Eschewing the decorative abundance of the home altar, Laura Aguilar (1959–2018) was an LA-based Latina photographer who asserted control over her domestic space through incisive self-portraiture. In Sandy’s Room (1990) Aguilar reclines nude in a white room. The windows are opened to reveal a living wall with plant growth outside. Although the black-and-white scene includes only minimal objects—an electric fan, two stools, a chair—the work is consonant with the interior scenes discussed above. Aguilar can be found in relaxed repose, nude, and a cold drink in her hand. She is in control of her environment and her self-image. Elsewhere in her practice, concurrent with artists such as Ricardo Valverde, Harry Gamboa Jr., and Isabel Castro, she created portraits of chosen families—those networks of social kinship that lie beyond biological relationships. These images show how a family, community, or alternative domestic spaces could look.
These artists view the notion of the home and the family as a way for them to challenge conventional values and practice new values.

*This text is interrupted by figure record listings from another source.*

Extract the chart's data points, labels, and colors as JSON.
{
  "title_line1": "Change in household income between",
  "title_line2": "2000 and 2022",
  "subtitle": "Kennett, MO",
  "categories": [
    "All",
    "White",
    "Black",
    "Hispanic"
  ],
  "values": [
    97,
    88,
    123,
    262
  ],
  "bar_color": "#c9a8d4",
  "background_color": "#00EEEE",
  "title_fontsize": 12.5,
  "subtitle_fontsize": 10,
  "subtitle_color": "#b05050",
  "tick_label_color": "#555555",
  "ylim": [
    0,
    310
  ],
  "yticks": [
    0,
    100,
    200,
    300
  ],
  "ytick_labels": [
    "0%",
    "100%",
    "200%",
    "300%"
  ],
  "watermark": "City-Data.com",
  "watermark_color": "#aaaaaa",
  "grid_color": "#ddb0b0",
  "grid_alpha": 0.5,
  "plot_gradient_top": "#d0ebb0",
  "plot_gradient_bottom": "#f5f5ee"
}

They take cues from feminist and queer criticisms to subvert patriarchal oppression of the home. Furthermore, they highlight how traditional family structures take on different meanings when families are dispersed—an experience common to borderland immigrants—and creatively reimagine transnational social spaces. They challenge narrowly defined nationalist, gender and social constructs by doing so.
This article appears under the title “At Home in the Borderland” The November 2022 print issue Art in America, pp. 38-45.